As the "federal functional regulator" of CRAs and other nonbank financial institutions, the FTC has promulgated 15 C.F.R. §341 implementing this requirement and subjecting CRAs to its provisions. The FTC has authority, under GLBA, to enforce this regulation with respect to the CRAs through its authority under the Federal Trade Commission Act. The FTC, however, has little up-front supervisory or enforcement authority, making it difficult to prevent an incident from occurring and instead often relying on enforcement after the fact. As mentioned above, the CFPB does have supervisory authority over the CRAs, but that authority appears to be limited. The CFPB has asserted that Dodd-Frank "excluded financial institutions' information security safeguards under GLBA Section 501(b) from the CFPB's rulemaking, examination, and enforcement authority."
Many Members have expressed significant concerns about the Equifax breach, and at least four committees have announced hearings to examine the breach more closely. Several issues are likely to be of interest during the hearings and subsequent policy debate.
Data Breach. The announcement by Equifax has left a significant amount of uncertainty related to the breach itself. When Equifax stated that information was "accessed," it is unclear if that means the consumer data was observed using the unauthorized access or if data was downloaded by an unauthorized party. The data breach has also raised questions about whether Equifax's safeguards were in compliance with GLBA and other data protection requirements.

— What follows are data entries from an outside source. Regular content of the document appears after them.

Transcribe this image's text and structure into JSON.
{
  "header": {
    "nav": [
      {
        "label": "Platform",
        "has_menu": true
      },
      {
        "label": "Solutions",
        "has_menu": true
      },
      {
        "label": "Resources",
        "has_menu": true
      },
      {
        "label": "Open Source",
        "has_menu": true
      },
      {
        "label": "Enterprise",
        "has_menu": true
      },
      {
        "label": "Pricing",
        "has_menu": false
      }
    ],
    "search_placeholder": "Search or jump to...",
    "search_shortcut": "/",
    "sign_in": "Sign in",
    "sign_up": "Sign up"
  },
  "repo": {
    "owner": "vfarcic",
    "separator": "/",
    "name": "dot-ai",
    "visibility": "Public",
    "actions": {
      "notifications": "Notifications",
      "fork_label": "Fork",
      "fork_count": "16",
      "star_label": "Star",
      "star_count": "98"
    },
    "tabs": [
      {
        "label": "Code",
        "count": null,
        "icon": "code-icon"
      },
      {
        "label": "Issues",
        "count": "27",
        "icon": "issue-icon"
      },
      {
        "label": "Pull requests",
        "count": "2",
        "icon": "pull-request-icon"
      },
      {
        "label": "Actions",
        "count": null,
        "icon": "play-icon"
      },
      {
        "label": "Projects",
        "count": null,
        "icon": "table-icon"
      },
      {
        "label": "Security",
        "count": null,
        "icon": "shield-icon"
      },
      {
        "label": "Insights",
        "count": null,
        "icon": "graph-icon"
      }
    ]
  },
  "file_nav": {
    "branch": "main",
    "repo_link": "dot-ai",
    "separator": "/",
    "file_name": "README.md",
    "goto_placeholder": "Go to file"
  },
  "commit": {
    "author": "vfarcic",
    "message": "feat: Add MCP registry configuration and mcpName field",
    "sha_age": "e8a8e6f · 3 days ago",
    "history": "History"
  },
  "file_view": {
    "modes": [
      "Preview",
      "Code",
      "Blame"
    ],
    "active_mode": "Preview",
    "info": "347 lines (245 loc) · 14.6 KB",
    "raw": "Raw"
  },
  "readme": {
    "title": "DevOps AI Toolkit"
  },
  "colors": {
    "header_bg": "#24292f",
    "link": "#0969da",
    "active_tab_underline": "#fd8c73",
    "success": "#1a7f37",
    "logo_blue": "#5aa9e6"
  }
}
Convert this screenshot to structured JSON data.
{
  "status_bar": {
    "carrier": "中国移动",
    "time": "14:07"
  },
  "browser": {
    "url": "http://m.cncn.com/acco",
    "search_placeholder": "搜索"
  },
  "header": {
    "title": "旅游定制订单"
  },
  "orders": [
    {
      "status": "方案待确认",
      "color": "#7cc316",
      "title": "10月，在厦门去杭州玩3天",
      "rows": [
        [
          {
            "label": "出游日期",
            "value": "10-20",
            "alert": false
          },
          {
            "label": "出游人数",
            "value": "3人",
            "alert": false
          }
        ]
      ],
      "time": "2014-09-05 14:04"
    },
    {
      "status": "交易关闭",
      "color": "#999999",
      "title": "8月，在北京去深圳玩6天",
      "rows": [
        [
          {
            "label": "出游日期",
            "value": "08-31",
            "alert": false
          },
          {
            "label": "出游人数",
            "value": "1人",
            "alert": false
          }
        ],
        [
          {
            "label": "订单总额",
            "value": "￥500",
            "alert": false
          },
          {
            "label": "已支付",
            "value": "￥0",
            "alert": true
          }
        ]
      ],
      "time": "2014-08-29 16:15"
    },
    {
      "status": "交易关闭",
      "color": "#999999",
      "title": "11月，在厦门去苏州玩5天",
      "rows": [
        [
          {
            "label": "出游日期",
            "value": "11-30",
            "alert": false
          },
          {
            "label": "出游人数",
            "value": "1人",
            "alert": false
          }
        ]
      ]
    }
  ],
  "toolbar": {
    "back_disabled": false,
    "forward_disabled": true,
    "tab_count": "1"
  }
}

Legal Framework. The incident has prompted some to question whether the regulatory framework for CRAs is appropriate. The FCRA contains certain consumer protections, but some have called for additional safeguards, such as allowing consumers to freeze their credit report for free or to opt out of having their information collected. Others have called for more stringent data protection requirements and a uniform nationwide data breach notification law to replace state laws so that all consumers would be notified in a timely manner if their data is compromised. Congress may also reassess whether the CFPB, which has supervisory authority over CRAs that are larger participants, should have explicit supervisory authority over cybersecurity at CRAs.
Regulatory Response. Multiple agencies are reportedly investigating the breach. The breach also raises questions about the performance of Equifax's regulators and whether any action on their part could have prevented the incident. The director of the CFPB recently stated during an interview that the CFPB would be changing its supervisory regime for the three largest CRAs and that the CRAs were "going to have monitoring in place that's preventive." It is unclear what the enhanced monitoring would look like and whether it would have been able to prevent the Equifax incident.